If there’s one thing that director Stephen Soderbergh loves, it’s using cinema as a way to chart global economic frameworks. The flow of capital is really something he digs hard, and that shouldn’t really be a surprise considering he’s something of a gentleman genius when it comes to illustrating how money within the movie industry.
The Laundromat is his response to the revelations of the Panama Papers, a 2015 info dump which revealed the names of investors from across the globe (some of whom are well known movie makers) who chose to employ off-shore accounting methods as a way to avoid paying tax. It’s not a documentary, but a patchwork of fictionalised comic vignettes each claiming to reveal a “secret” about the underhand practices employed by the banking sector. It is based on the non-fiction investigative book ‘Secrecy World’ by Jake Bernstein.

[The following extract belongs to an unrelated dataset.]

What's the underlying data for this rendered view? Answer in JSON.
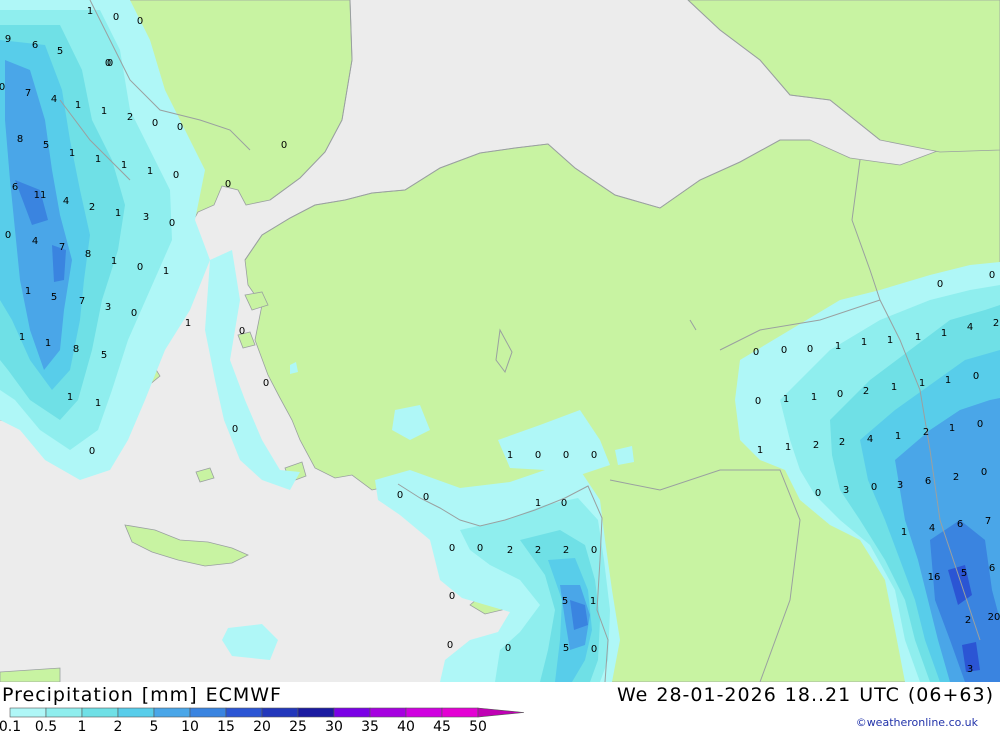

With its fourth wall breaking addresses and attempts to contextualise the scandal through colourful visual data, some might spy echoes of Adam McKay’s 2015 film The Big Short, a work which also looks at people getting filthy rich from gaming the system by manipulating tax loopholes. But this might have a bit more in common with late Luis Buñuel, films such as The Phantom of Liberty or The Discreet Charm of the Bourgeoisie, which are opulent and ironic satires that ask us to laugh through the tears as wealthy aristos walk between the raindrops of decency and shield their eyes from the suffering below.
Mega dodgy Panamanian law firm Mossack Fonseca were the company at the centre of it all, and its lead partners are here played by Gary Oldman (sporting a very shaky German accent as Jürgen Mossack), and Antonio Banderas (as svelte confidence man Ramón Fonseca). They are introduced in tuxedos and clutching cocktails, as they strut through a pre-historical scene and help early man to create fire by using a banknote as kindling. They are devilish and charming, and exude the air of men who are certain of their future safety. They act as the narrators to their own downfall, but the case they put forward is that everything they did was unethical rather than illegal, and that makes it perfectly fine.

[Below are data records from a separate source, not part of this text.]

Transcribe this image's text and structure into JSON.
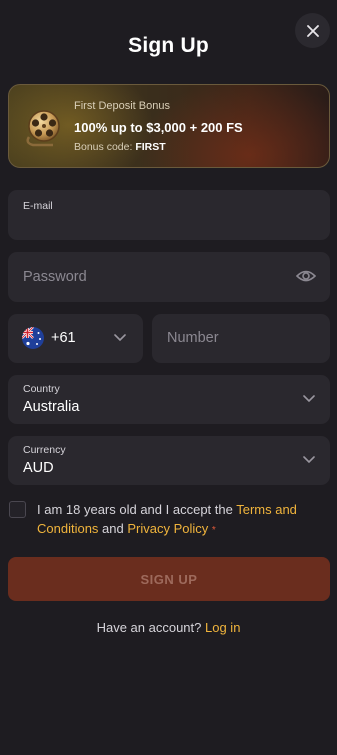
{
  "header": {
    "title": "Sign Up",
    "close_icon": "close-icon"
  },
  "bonus": {
    "subtitle": "First Deposit Bonus",
    "headline": "100% up to $3,000 + 200 FS",
    "code_label": "Bonus code:",
    "code_value": "FIRST",
    "icon": "film-reel-icon"
  },
  "form": {
    "email": {
      "label": "E-mail",
      "value": ""
    },
    "password": {
      "placeholder": "Password",
      "icon": "eye-icon"
    },
    "phone": {
      "country_flag": "australia-flag-icon",
      "dial_code": "+61",
      "number_placeholder": "Number"
    },
    "country": {
      "label": "Country",
      "value": "Australia"
    },
    "currency": {
      "label": "Currency",
      "value": "AUD"
    },
    "consent": {
      "checked": false,
      "text_before": "I am 18 years old and I accept the ",
      "terms_link": "Terms and Conditions",
      "text_middle": " and ",
      "privacy_link": "Privacy Policy",
      "required_mark": "*"
    },
    "submit_label": "SIGN UP"
  },
  "footer": {
    "prompt": "Have an account?",
    "login_link": "Log in"
  },
  "colors": {
    "background": "#1e1c21",
    "field": "#2a282e",
    "accent_link": "#f0b43c",
    "button_disabled": "#6a2d1e"
  }
}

The film then fans out through various anecdotes and details, as Meryl Streep’s doddery widow decides to burrow down the rabbit hole of fiscal vice when her husband is killed in a commercial boating accident and the insurance pay-out ends up being insultingly meagre. This connects to the story of a super-rich womanising investor who attempts to buy the silence of his daughter with shares in a shell company, and then a tale about the wife of a Chinese businessman who believes she is is able to operate above the law.
The Laundromat is a fun ride while you’re on it, but is probably a lesser entry into the director’s esteemed personal canon. While the stories all give the world of crooked accounting a human face, they don’t necessarily tell us very much that we don’t know already, and the structure is too haphazard for any of it to really hit home. Capitalism promotes unscrupulous behaviour. Shady financial interests make if difficult to update tax laws. It’s always the little man who bears the brunt of all this. Anxiety and depression lead to an interest in religion. Religion leads to blindness when voting for political leaders. That’s the spin cycle.
It’s worth mentioning the final shot, which is a love it or leave it prospect, revealing an undertow of activism and sounding a direct plea for change from above. Streep is involved in a long, single take, and what she does and the way she does it is quite extraordinary. It’s a magnificent feat of technical acting, even if you’re not entirely sold on the subtlety of the message.